Мёртвые же не заметили Воронцова, они посмотрели сквозь него и вернулись к своей беседе.
— Катерина Сергеевна, как же вы в телеге поедете?
— Ничего, я поеду. Тетка-то меня и на худших развалюхах возила, а мне лишь бы уехать поскорее отсюда.
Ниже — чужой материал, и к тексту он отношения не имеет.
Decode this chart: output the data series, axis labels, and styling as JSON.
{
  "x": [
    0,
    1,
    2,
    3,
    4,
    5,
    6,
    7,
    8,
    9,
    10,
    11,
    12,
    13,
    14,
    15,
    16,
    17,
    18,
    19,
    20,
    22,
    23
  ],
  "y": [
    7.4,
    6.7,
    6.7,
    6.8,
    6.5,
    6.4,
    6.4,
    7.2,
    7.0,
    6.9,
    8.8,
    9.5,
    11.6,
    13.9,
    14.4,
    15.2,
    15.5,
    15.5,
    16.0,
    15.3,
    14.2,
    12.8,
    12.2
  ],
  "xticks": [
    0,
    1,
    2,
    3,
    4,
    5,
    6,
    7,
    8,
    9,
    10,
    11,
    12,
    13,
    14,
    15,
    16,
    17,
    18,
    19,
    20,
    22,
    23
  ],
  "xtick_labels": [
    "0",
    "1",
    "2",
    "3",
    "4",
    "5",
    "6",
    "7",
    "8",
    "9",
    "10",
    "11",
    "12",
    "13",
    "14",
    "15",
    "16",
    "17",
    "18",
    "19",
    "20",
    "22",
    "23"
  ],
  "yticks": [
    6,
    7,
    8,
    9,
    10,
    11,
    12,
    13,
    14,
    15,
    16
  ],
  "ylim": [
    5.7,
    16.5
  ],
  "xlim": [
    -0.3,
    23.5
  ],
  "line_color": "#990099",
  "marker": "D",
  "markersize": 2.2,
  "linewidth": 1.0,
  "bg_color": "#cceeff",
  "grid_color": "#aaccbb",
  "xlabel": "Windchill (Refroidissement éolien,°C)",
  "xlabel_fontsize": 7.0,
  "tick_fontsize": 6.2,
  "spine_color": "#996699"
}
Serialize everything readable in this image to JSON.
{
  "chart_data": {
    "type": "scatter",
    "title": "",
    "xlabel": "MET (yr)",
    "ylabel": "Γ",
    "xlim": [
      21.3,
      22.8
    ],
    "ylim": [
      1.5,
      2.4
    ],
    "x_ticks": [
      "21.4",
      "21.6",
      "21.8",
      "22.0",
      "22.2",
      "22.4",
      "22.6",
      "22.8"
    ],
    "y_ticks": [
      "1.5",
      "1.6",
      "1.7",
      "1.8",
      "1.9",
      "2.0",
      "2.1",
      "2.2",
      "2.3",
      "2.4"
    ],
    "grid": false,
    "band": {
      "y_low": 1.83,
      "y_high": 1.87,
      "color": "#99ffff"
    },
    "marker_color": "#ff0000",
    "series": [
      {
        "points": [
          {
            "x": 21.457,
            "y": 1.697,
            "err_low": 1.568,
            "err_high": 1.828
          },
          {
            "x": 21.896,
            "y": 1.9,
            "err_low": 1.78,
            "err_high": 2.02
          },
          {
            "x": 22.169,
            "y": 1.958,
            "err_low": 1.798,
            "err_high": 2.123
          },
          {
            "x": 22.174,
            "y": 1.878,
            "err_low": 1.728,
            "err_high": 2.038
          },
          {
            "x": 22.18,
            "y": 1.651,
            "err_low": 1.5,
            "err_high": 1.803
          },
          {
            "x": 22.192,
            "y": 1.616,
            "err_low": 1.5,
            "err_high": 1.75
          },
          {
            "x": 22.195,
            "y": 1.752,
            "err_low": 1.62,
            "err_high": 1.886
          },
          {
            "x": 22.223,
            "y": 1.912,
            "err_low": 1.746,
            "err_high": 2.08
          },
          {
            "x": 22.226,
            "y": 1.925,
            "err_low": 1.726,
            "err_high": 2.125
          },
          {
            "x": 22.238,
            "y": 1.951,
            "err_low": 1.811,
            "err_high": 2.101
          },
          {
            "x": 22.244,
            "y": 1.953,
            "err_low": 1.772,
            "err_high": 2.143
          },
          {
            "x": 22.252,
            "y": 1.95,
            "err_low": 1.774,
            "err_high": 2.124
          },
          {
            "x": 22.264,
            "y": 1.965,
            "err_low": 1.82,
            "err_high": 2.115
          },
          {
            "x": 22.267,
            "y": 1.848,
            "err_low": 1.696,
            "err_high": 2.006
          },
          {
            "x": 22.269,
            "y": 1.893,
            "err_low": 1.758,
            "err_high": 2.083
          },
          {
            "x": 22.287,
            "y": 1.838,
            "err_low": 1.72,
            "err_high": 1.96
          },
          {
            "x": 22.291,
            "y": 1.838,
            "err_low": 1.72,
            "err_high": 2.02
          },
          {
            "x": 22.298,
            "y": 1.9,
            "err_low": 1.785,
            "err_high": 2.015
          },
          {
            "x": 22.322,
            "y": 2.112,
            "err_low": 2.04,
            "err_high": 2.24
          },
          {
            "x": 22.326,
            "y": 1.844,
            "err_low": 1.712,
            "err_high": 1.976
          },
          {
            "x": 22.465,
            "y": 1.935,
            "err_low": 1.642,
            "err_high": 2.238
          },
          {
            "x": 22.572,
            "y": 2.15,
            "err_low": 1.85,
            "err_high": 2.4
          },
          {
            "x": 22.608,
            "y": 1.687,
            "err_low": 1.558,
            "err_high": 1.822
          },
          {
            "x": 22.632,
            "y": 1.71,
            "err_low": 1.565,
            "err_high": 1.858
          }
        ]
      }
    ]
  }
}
— Уедем, уедем, не извольте беспокоиться, Георгий Петрович мне строго-настрого приказал уехать утром.
«Я сплю, сплю! Это дурной сон!»
— Георгий, Георгий! — Его тихо звали и осторожно тормошили, но Воронцов проснулся резко и рывком сел.
Тут же голова закружилась, и он осел на постель.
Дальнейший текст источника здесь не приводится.